![SGSSS Logo](../img/SGSSS_Stacked.png)

# Collecting Digital Data for Social Scientists

## Introduction

Computational methods are transforming the social sciences, enabling researchers to collect, analyse, and interpret data at scales and speeds that were previously impossible. One of the most powerful techniques in this toolkit is **web scraping** — the automated extraction of information from websites. Web scraping allows social scientists to create new datasets from digital sources, turning the vast and often unstructured content of the internet into structured, analysable data.

This practical session introduces you to web scraping using R. We will start with a simple example — extracting text from a single web page — and then move on to a more realistic scenario involving multiple pages. By the end of this session, you will have a solid foundation for collecting digital data from the web.

## Aims

1. **Demonstrate how R can be used for web scraping** — from requesting web pages, to parsing HTML, extracting information, and saving results.
2. **Cultivate computational thinking skills** — breaking down a data collection problem into a series of logical, repeatable steps.

## Lesson Details

| | |
| --- | --- |
| **Level** | Introductory |
| **Time** | ~45 minutes |
| **Pre-requisites** | None |
| **Learning outcomes** | Understand the key steps involved in web scraping |
| | Be able to use R to request a web page |
| | Be able to use R to parse HTML content |
| | Be able to use R to extract specific information from a web page |
| | Be able to use R to save scraped data to a file |

## Guide to Using This Resource

This is a **Jupyter Notebook** — an interactive document that combines text, code, and output in a single environment. If you are viewing this in **Google Colab**, you are running the notebook in the cloud, which means you do not need to install anything on your own machine.

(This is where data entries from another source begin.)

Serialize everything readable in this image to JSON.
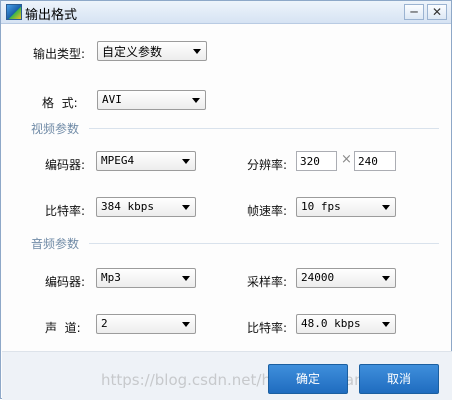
{
  "window": {
    "title": "输出格式",
    "minimize_glyph": "─",
    "close_glyph": "✕"
  },
  "output": {
    "type_label": "输出类型:",
    "type_value": "自定义参数",
    "format_label": "格  式:",
    "format_value": "AVI"
  },
  "video": {
    "section_title": "视频参数",
    "encoder_label": "编码器:",
    "encoder_value": "MPEG4",
    "resolution_label": "分辨率:",
    "width_value": "320",
    "times_glyph": "×",
    "height_value": "240",
    "bitrate_label": "比特率:",
    "bitrate_value": "384 kbps",
    "framerate_label": "帧速率:",
    "framerate_value": "10 fps"
  },
  "audio": {
    "section_title": "音频参数",
    "encoder_label": "编码器:",
    "encoder_value": "Mp3",
    "samplerate_label": "采样率:",
    "samplerate_value": "24000",
    "channels_label": "声  道:",
    "channels_value": "2",
    "bitrate_label": "比特率:",
    "bitrate_value": "48.0 kbps"
  },
  "buttons": {
    "ok": "确定",
    "cancel": "取消"
  },
  "watermark": "https://blog.csdn.net/huangbaoliang",
  "colors": {
    "button_blue": "#1f6cbf",
    "section_text": "#6f8aa6"
  }
}
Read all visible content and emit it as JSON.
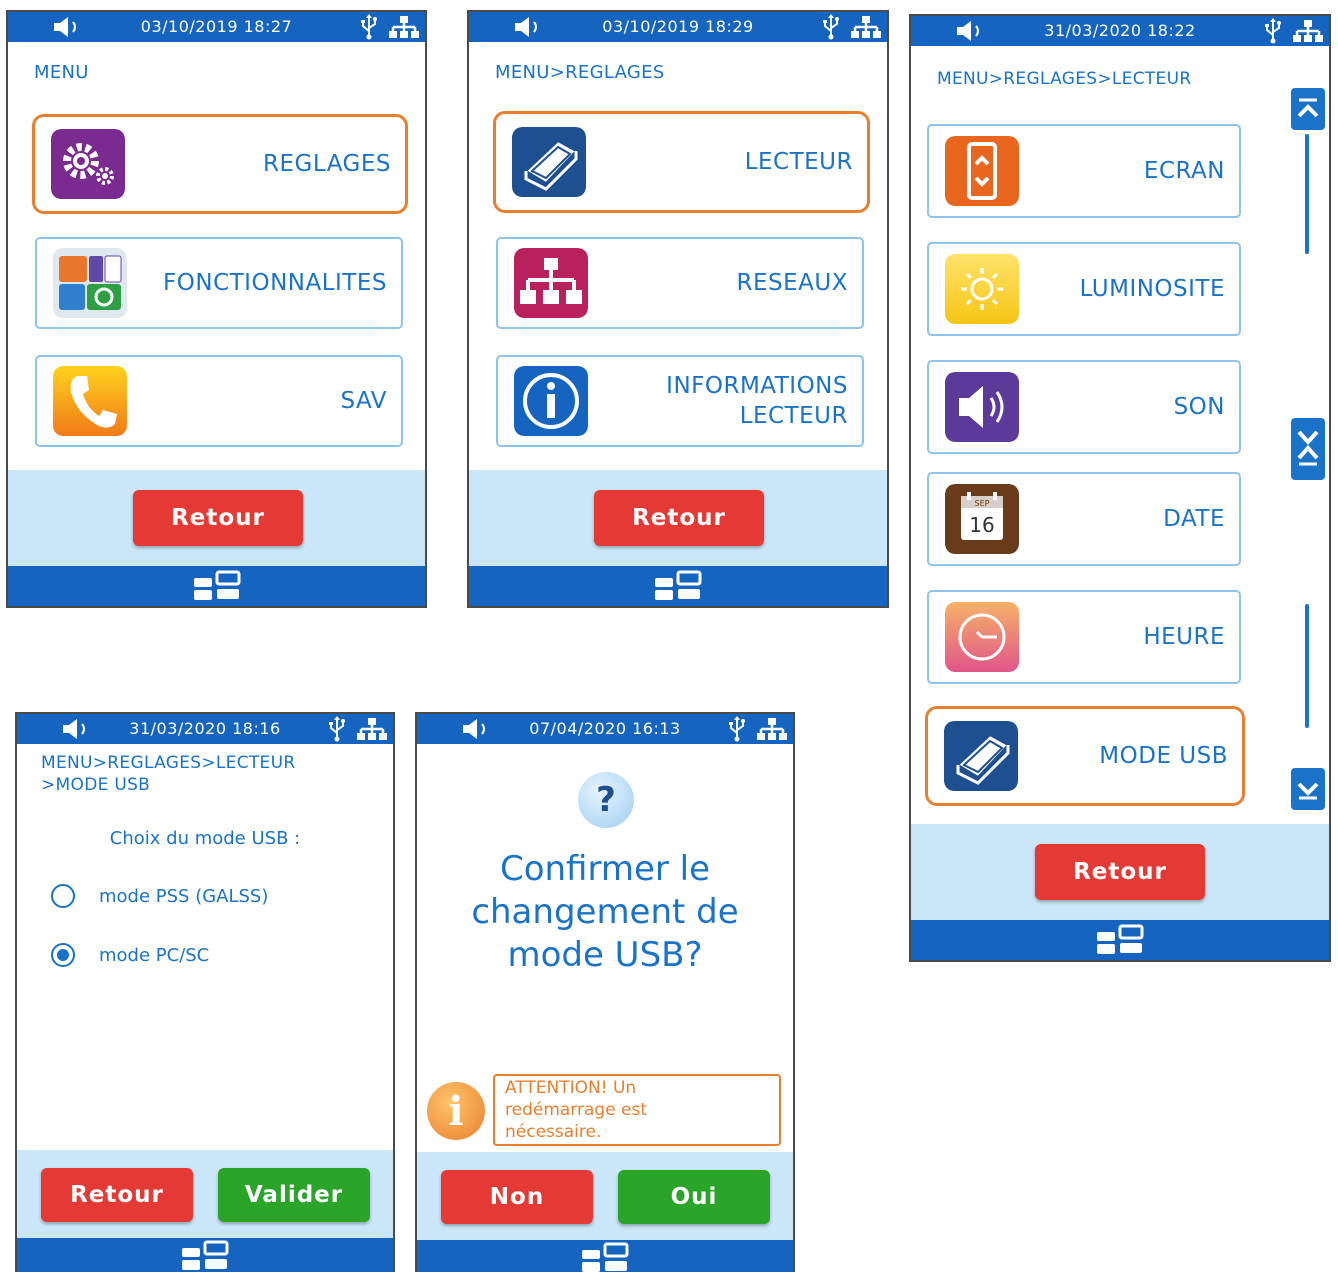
{
  "screens": {
    "menu": {
      "status": {
        "datetime": "03/10/2019 18:27"
      },
      "breadcrumb": "MENU",
      "items": [
        {
          "label": "REGLAGES",
          "icon": "gears-icon",
          "selected": true
        },
        {
          "label": "FONCTIONNALITES",
          "icon": "features-icon",
          "selected": false
        },
        {
          "label": "SAV",
          "icon": "phone-icon",
          "selected": false
        }
      ],
      "back_label": "Retour"
    },
    "reglages": {
      "status": {
        "datetime": "03/10/2019 18:29"
      },
      "breadcrumb": "MENU>REGLAGES",
      "items": [
        {
          "label": "LECTEUR",
          "icon": "card-reader-icon",
          "selected": true
        },
        {
          "label": "RESEAUX",
          "icon": "network-icon",
          "selected": false
        },
        {
          "label": "INFORMATIONS LECTEUR",
          "icon": "info-icon",
          "selected": false
        }
      ],
      "back_label": "Retour"
    },
    "lecteur": {
      "status": {
        "datetime": "31/03/2020 18:22"
      },
      "breadcrumb": "MENU>REGLAGES>LECTEUR",
      "items": [
        {
          "label": "ECRAN",
          "icon": "screen-icon",
          "selected": false
        },
        {
          "label": "LUMINOSITE",
          "icon": "sun-icon",
          "selected": false
        },
        {
          "label": "SON",
          "icon": "speaker-icon",
          "selected": false
        },
        {
          "label": "DATE",
          "icon": "calendar-icon",
          "selected": false,
          "calendar_month": "SEP",
          "calendar_day": "16"
        },
        {
          "label": "HEURE",
          "icon": "clock-icon",
          "selected": false
        },
        {
          "label": "MODE USB",
          "icon": "card-reader-icon",
          "selected": true
        }
      ],
      "back_label": "Retour"
    },
    "mode_usb": {
      "status": {
        "datetime": "31/03/2020 18:16"
      },
      "breadcrumb_line1": "MENU>REGLAGES>LECTEUR",
      "breadcrumb_line2": ">MODE USB",
      "prompt": "Choix du mode USB :",
      "options": [
        {
          "label": "mode PSS (GALSS)",
          "checked": false
        },
        {
          "label": "mode PC/SC",
          "checked": true
        }
      ],
      "back_label": "Retour",
      "validate_label": "Valider"
    },
    "confirm": {
      "status": {
        "datetime": "07/04/2020 16:13"
      },
      "question_mark": "?",
      "message_line1": "Confirmer le",
      "message_line2": "changement de",
      "message_line3": "mode USB?",
      "warning_line1": "ATTENTION! Un",
      "warning_line2": "redémarrage est",
      "warning_line3": "nécessaire.",
      "info_glyph": "i",
      "no_label": "Non",
      "yes_label": "Oui"
    }
  },
  "colors": {
    "status_bar": "#1565c0",
    "text_blue": "#1a73c9",
    "footer_bg": "#cbe6f8",
    "selected_border": "#e87f2e",
    "button_red": "#e53935",
    "button_green": "#2aa52a",
    "warning_orange": "#e87f2e"
  }
}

**Note: This notebook uses R.** In Google Colab, you need to change the runtime: go to **Runtime > Change runtime type > select R**.

A notebook is made up of **cells**. There are two main types:

- **Markdown cells** contain formatted text (like this one). They provide explanations, instructions, and context.
- **Code cells** contain R code that you can execute. Code cells are displayed with a grey background and have a play button on the left.

To **run a cell**, click on it and press `Shift+Enter` (or click the play button). The output will appear directly below the cell. You should run the code cells **in order**, from top to bottom, as later cells often depend on variables or packages loaded in earlier cells.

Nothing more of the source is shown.